Corporate profits are high by historical standards

We are going to look at corporate profits. We want to check the claims made by Occupy Wall Street and others that: 1) corporate profits are at record levels; 2) labor's share of GDP is shrinking and 3) the US is overly dependent on financial profits. The data comes from the US Commerce department's National Income and Product Accounts.

The chart directly below shows corporate profits (CP) as a percent of gross domestic product since 1947. You can clearly see corporate profits are are at a historic high. They have never been higher except once during the 1950s. The trends has been upward since 1980. Corporate profits are at record levels.

Employee compensation as a percent of GDP has fallen since April 1980 from a high of 68% to the current 61%. That's an 11% share drop. Labors share of GDP is dropping.

The third chart displays the ratio of corporate profits to employee compensation. In the 1980s corporate income was about 11% of the size of employee income. In other words, income earned by employees was 9 times larger than corporate profits.
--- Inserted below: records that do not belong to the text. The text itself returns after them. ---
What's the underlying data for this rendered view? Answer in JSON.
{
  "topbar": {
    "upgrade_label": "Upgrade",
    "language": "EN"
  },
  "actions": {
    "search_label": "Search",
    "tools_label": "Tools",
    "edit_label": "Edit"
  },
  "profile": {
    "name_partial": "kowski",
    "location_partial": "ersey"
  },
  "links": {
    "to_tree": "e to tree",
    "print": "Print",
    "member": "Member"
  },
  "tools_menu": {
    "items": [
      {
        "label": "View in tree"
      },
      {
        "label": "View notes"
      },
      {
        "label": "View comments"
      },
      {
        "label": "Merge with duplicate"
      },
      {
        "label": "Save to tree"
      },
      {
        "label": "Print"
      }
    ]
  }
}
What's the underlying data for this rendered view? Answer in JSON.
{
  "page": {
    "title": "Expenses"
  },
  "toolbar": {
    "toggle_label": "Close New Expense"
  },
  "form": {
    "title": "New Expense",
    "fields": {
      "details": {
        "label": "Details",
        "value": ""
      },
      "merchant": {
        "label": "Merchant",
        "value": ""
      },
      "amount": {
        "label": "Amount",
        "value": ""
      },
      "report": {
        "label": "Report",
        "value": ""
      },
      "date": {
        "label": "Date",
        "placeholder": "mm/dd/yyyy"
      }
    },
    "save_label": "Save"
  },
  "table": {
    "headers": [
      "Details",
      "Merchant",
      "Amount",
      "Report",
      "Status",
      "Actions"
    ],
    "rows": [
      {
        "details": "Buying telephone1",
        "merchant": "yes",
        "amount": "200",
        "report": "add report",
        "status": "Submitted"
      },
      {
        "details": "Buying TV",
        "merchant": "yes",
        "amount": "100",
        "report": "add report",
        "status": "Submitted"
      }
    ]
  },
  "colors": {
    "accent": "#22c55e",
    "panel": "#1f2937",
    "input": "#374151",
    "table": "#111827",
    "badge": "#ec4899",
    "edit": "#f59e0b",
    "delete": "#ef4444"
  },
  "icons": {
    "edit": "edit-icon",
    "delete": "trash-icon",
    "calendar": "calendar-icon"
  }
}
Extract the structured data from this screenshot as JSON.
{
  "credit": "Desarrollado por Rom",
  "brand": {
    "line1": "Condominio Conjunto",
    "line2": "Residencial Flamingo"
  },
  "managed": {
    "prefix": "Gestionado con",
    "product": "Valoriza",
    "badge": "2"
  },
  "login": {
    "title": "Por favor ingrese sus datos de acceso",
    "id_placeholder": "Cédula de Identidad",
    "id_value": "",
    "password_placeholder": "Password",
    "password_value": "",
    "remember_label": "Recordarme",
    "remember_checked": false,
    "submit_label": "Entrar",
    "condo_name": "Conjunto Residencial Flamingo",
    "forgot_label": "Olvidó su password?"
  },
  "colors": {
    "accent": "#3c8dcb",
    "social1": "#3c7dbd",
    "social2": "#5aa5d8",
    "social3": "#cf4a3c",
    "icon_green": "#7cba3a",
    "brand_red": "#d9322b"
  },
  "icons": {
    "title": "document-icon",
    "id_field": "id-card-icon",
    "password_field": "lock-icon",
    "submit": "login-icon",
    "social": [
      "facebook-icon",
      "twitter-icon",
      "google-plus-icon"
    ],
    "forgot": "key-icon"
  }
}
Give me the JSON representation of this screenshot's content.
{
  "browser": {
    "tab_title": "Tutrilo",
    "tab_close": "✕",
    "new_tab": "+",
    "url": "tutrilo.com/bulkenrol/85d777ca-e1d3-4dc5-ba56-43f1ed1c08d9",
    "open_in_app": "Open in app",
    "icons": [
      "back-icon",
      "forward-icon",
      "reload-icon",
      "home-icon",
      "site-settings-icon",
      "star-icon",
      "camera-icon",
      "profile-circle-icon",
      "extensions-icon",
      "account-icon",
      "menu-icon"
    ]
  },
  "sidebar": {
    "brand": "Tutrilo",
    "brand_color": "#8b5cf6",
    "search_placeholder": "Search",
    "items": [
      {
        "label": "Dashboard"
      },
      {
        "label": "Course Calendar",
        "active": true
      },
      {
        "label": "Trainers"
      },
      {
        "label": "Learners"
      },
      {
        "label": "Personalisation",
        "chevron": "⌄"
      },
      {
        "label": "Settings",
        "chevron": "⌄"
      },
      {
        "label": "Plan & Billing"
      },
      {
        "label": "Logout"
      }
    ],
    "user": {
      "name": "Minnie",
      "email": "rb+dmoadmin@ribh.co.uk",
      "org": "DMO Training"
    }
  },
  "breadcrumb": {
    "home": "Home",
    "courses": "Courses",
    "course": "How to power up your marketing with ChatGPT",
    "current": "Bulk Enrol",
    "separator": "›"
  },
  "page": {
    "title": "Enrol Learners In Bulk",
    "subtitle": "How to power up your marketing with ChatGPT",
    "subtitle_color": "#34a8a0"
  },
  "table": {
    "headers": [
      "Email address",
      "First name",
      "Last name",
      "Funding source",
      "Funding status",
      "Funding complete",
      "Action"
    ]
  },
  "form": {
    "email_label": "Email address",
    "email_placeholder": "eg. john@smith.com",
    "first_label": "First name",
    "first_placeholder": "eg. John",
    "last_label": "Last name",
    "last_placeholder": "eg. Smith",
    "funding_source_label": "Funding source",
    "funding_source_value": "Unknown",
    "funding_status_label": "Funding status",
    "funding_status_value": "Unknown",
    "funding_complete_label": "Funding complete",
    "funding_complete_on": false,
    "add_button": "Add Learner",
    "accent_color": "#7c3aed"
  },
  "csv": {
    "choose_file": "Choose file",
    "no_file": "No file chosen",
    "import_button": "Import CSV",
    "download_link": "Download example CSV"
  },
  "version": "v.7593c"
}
Now, in 2011, the ratio of profits to wages is 24%, meaning the amount of income for wages is only 4 times larger. The growth in corporate profits has come largely at the expense of employee compensation.

The next chart graphs the profit / wage ratio during recessions. It is a good check on our logic of declining employee compensation. It shows the profit to wage ratio shrinks during a recession and recovers during growth periods. One must think about short term wages and employment being relatively fixed compared to corporate profits.

Finally, we break corporate profits into non-financial and financial components. You can see profits from financial transactions constitute about 42% of total profits since the 1950s. This trend has been consistent for the past 60 years. They did top 50% during the late 70s and 80s. They also topped 50% in July 2008.

However, "overly" dependent is relative. There is a market for many of these financial products and services. There has been tremendous innovation, job creation and wealth creation in the financial services sector. We cannot yet judge whether this is a net plus or minus for the economy.


1) We seen evidence of employee compensation and increased profits. Steps must be taken to stabilize the wage part of GDP. We can raise the minimum wage, lowering the cost of education, and establishing a basic right to unemployment compensation and training.

2) Unfortunately, we you add 1.5 billion low wage workers to the global system they are going to depress wages. Until they become net consumers they will continue to drag down wages. We are seeing the effects. Corporate profits are simply a by product of the lower wages.

Note: Additional data come for the St. Louis "FRED" database.